Tort reform of course is not the only threat to an independent and fully accessible judiciary. Judges and attorneys daily come under attack by politicians and pundits alike (these attacks reached their nadir during the legal battle over Terri Schiavo when House Speaker Tom DeLay and other conservatives in Congress and elsewhere threatened judges with retaliation and even implicitly condoned violence against the judiciary). No other profession in the U.S. today is so unjustly or maliciously maligned. (For some classic examples of the kind of overheated rhetoric targeting “judicial tyranny”, check out Phyllis Schlafly’s Eagle Forum. This stuff would be knee-slappingly funny if it weren’t so scary.)

Fortunately the American Bar Association is not about to take this lying down. To counter the attack on the judiciary and members of the legal profession, the ABA offers on its web site the following ammunition:

The ABA Toolkit for Bar Leaders: Supporting America’s Judiciary. This toolkit, designed for members of the bar, bar leaders, and anyone else who cares about the future of the judiciary, provides links to statements, press releases, and sample documents, as well as links to online information and resources.

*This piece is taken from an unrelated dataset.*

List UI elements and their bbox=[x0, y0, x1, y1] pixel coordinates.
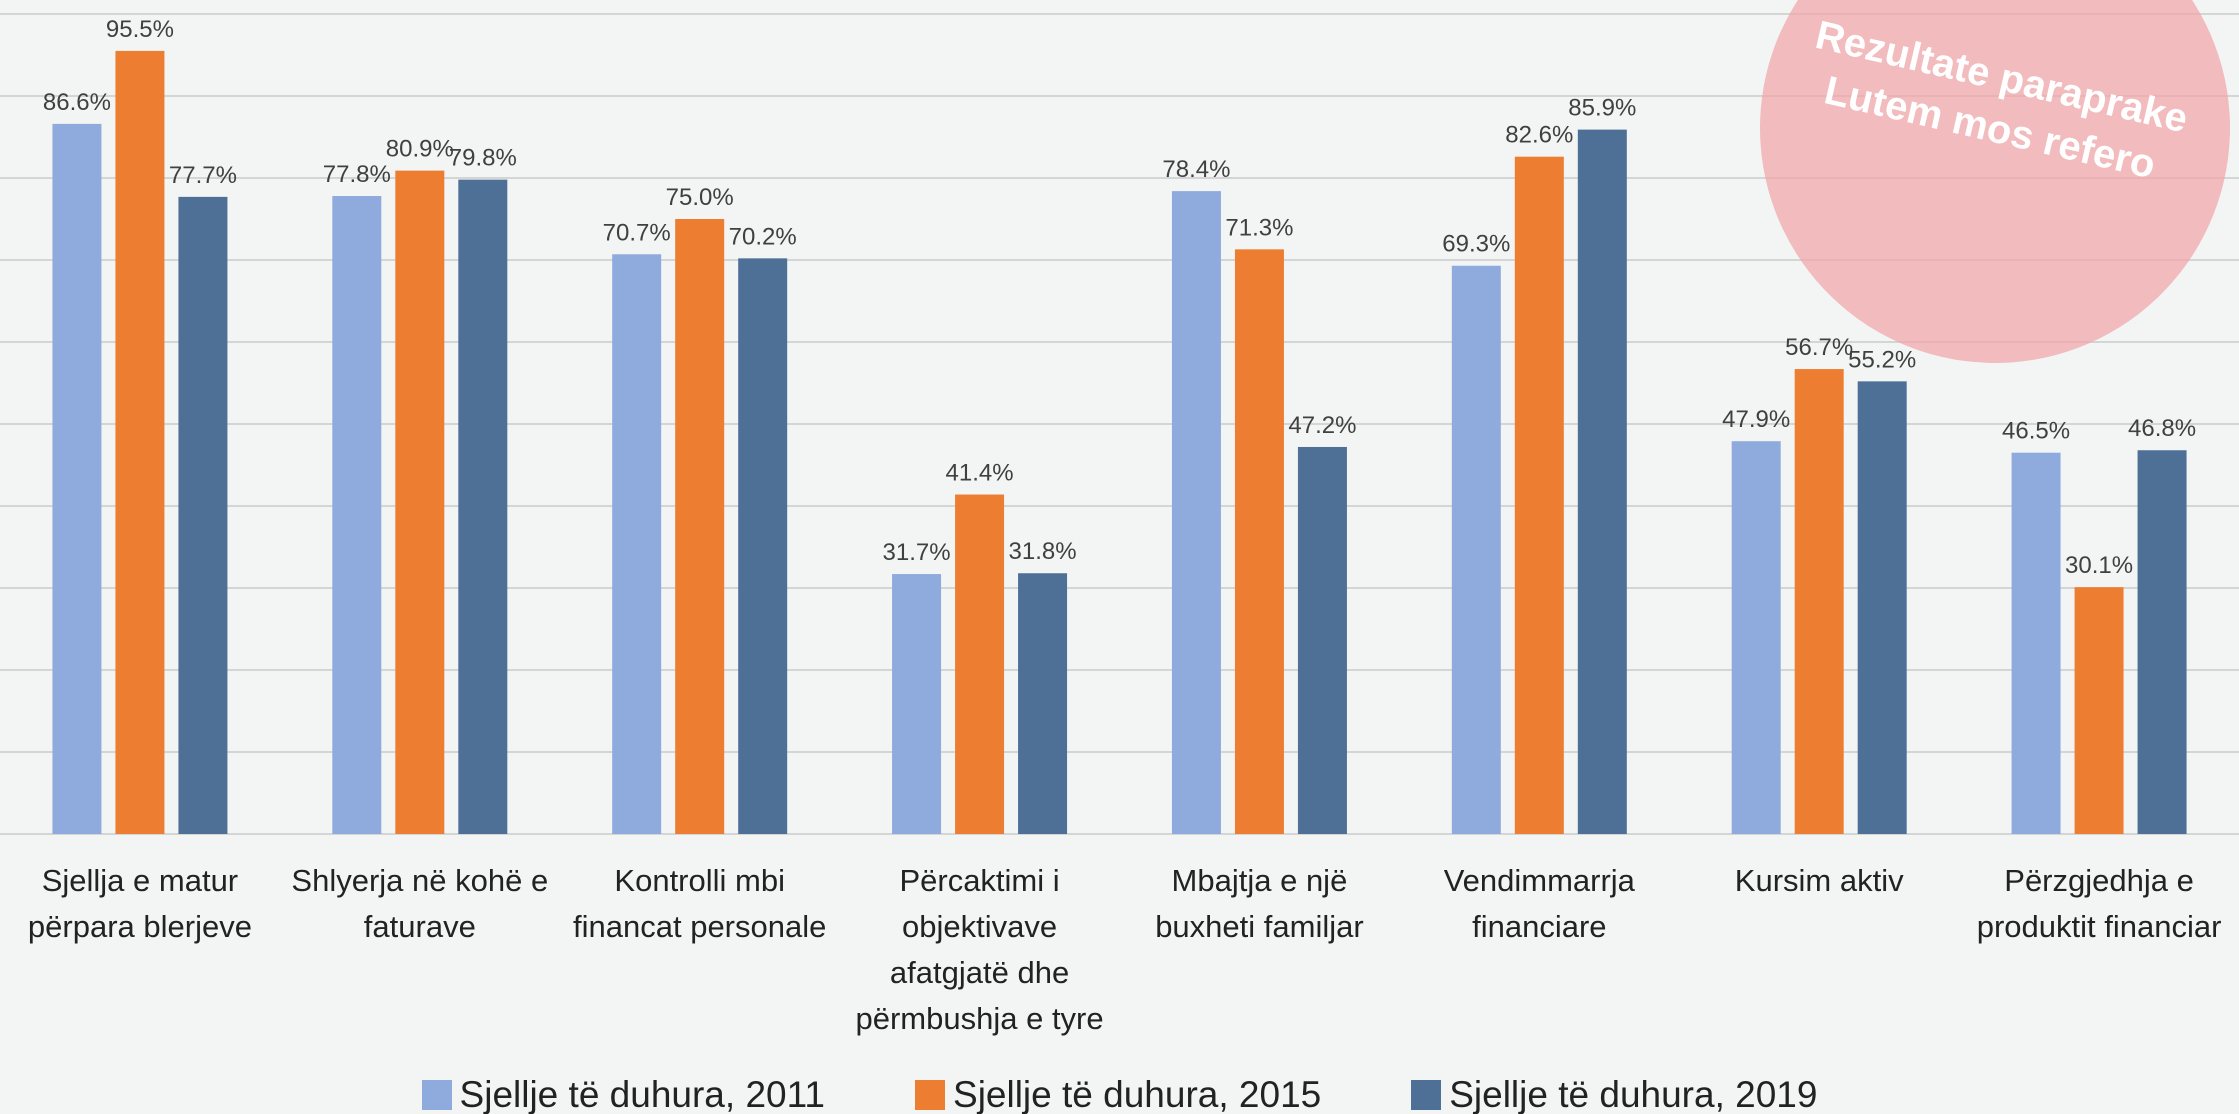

Medical Malpractice Toolkit. The Medical Malpractice Toolkit includes FAQs, expert studies, and other resources aimed at providing the public and members of the bar with accurate information about medical malpractice litigation and malpractice reform initiatives.

The American Bar Association’s Response to the Criticism of the Courts, the Judiciary, and the Legal Profession offers sample letters, FAQs, and a lengthy list of links to resources and studies which respond to or rebut recent criticism of judges and attorneys.